A recent Washington Post article highlights a bill that was recently introduced in Congress suggesting that the FCC bring back their rules for audio descriptions of video programming - rules which were thrown out by the Courts several years ago as being beyond the scope of the Commission's authority without explicit Congressional authorization.  But not only does this bill propose to give that missing Congressional approval to the FCC to re-introduce video description requirements for broadcast television, but it would authorize the FCC to introduce these rules, and closed-captioning requirements, on all video screens, including MP3 players, wireless devices and other video devices getting their programming through the Internet or other digital technologies.  With this bill, and various other proposals that have surfaced in recent months, it seems more and more likely that, as the Internet becomes even more important in the provision of broadcast-like programming in the future, the FCC may be called on by Congress to impose broadcast-like restrictions on that programming.

The full text of the recent bill, introduced by Congressman Markey, Chair of the House Subcommittee on Telecommunications and the Internet, can be found here.  A summary of the bill is also available on Congressman Markey's website.  The bill deals first with the accessibility of telephones and other communications devices, before setting out the provisions dealing with the captioning and video description requirements for broadcast and Internet video devices.  The bill first asks the FCC to study and report to Congress on the issues with captioning and video description on video devices, and then asks the FCC to adopt rules governing these matters, making video programming placed on the Internet that was either broadcast on a television stations or which is "comparable" to broadcast programming to be subject to these rules.  The idea is to make all TV-like programming subject to the rules, no matter what device it is viewed on.  Presumably, if adopted, the law would allow the FCC to make exemptions for certain types of programming (just as it currently allows exemptions from the current closed captioning requirements for small entities that have insufficient resources to caption a program).  The bill also requires that the FCC make sure that program guides and emergency information are available to those with hearing or visual difficulties, and that the navigation devices on video receivers can  be worked by those with disabilities.  So the FCC would have much to do to comply with this law, if adopted, and all within an 18 month period.

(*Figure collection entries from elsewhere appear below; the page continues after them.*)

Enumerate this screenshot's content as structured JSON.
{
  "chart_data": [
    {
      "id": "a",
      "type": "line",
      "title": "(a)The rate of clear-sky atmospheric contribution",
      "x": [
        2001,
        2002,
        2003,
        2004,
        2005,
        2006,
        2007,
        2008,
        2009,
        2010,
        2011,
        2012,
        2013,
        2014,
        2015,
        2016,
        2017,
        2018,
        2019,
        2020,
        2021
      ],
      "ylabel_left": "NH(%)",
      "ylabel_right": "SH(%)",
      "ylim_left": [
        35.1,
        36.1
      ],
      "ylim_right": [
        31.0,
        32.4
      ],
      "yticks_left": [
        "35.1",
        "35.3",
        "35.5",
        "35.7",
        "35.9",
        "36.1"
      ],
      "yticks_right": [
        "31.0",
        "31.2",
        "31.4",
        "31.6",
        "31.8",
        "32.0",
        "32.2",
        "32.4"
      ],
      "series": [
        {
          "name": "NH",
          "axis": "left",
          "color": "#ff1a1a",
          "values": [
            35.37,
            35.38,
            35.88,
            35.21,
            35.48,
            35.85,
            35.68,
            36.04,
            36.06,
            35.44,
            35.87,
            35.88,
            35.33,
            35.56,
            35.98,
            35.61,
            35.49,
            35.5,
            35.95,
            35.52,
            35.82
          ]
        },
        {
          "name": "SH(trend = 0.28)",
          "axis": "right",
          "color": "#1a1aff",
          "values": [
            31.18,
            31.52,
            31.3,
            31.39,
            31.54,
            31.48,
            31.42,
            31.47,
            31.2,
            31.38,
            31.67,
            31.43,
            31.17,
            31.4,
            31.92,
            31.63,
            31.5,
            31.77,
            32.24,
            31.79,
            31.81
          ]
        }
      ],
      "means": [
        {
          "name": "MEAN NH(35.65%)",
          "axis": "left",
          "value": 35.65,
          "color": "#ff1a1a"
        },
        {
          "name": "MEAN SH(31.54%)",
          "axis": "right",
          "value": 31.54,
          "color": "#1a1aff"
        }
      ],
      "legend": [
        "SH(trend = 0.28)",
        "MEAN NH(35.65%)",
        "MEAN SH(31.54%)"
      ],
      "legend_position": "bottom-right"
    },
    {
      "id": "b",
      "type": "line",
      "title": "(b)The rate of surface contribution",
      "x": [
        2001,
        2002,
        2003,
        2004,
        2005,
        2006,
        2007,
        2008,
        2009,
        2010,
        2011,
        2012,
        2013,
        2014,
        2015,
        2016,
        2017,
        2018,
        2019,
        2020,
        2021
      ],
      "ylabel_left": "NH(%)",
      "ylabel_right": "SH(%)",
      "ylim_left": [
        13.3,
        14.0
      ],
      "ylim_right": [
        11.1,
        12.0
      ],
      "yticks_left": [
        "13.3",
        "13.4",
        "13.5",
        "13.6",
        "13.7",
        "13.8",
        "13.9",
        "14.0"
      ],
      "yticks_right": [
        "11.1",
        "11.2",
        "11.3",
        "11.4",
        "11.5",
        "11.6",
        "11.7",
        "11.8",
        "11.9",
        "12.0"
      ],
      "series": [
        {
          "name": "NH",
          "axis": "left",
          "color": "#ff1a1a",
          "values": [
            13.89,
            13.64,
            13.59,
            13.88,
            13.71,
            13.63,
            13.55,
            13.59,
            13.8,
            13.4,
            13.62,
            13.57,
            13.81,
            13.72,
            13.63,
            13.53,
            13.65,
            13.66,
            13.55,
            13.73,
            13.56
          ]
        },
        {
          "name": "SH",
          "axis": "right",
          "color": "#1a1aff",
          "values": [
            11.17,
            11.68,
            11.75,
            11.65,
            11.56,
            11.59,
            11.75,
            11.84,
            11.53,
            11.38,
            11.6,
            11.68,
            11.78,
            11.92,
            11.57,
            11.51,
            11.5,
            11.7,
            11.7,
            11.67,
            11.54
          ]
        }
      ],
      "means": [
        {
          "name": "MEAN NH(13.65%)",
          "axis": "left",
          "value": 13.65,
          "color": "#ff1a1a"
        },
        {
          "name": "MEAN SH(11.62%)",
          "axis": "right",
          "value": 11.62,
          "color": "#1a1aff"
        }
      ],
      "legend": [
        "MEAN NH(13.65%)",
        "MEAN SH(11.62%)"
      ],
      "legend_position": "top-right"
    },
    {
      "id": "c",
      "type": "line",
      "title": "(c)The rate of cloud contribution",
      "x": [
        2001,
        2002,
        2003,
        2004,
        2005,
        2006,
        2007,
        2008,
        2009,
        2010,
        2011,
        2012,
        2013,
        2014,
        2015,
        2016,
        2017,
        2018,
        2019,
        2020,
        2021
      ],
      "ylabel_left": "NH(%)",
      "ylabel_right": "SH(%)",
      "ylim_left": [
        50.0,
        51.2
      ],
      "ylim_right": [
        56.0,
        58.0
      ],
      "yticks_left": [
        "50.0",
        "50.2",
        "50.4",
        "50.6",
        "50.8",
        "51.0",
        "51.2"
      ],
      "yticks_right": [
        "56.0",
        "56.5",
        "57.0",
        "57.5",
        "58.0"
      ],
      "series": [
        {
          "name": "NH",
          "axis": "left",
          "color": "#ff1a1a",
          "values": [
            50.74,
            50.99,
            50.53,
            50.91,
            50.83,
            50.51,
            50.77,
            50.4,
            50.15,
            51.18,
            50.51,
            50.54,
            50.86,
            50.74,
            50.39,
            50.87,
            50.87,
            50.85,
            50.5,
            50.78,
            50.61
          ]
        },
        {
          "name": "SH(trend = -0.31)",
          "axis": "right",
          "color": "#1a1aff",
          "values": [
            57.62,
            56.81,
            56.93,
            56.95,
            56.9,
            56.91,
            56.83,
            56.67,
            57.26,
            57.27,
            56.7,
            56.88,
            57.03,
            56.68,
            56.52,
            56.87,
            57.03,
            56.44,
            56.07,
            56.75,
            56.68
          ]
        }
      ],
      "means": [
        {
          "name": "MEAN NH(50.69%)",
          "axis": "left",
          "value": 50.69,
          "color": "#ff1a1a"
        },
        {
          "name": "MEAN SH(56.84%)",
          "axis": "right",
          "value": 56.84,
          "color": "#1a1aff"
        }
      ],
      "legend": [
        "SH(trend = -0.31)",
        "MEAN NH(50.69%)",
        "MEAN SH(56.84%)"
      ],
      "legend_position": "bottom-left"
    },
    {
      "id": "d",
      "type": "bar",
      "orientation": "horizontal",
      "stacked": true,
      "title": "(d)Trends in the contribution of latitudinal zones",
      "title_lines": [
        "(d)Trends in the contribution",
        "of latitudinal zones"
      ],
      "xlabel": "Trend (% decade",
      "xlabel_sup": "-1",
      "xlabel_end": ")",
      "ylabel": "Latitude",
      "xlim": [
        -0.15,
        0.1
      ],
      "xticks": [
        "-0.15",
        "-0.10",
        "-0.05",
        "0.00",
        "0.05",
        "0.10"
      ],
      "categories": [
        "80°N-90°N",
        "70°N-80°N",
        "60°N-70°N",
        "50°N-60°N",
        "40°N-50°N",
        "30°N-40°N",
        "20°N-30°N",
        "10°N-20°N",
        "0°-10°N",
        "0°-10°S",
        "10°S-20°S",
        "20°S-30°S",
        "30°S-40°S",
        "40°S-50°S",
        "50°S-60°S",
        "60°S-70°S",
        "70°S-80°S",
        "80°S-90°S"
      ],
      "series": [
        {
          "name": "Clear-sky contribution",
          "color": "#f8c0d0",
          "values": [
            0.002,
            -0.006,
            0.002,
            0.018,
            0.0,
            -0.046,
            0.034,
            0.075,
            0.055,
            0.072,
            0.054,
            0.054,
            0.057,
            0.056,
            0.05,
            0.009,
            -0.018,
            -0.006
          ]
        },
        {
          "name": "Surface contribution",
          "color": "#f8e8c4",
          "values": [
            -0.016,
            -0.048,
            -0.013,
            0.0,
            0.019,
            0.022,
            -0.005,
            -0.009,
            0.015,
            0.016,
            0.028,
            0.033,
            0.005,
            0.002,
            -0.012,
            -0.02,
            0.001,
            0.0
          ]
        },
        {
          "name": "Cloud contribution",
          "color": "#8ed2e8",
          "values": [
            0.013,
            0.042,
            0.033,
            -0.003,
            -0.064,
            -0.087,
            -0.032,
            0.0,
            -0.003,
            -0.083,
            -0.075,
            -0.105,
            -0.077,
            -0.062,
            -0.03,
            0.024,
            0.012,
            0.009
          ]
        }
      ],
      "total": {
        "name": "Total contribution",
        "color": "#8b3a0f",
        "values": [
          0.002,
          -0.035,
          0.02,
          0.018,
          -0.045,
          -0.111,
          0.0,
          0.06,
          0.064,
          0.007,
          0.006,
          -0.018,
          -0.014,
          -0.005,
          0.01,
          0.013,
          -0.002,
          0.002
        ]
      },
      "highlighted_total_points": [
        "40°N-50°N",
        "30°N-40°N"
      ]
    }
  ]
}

Of course, as we are now entering the summer before a major Federal election, Congress will be preoccupied with various political campaigns, and will deal principally with that legislation that needs to get passed.  But whether or not this bill is adopted this Congressional session, the mere fact that it has been introduced (and featured in a Washington Post story) may well mean that the issue will return in future Congresses.

This is not the only indication that the FCC will become involved in Internet programming issues in coming years.  In a recent debate between surrogates of the two Presidential candidates, press reports indicate that former FCC Chairman Michael Powell, speaking on behalf of the McCain campaign, indicated that the FCC under a President McCain would look to make programming regulation uniform across various platforms - which could mean between broadcast and cable platforms, though some interpreted it to mean that such rules would be extended to the Internet as well.  Through such platform parity, could this mean that, for instance, the enforcement of indecency laws and policies would spread to the Internet?

Whether it's captioning or indecency, the Wild West of the Internet may one day in the not too distant future have a new sheriff to deal with - one with which broadcasters are already very familiar.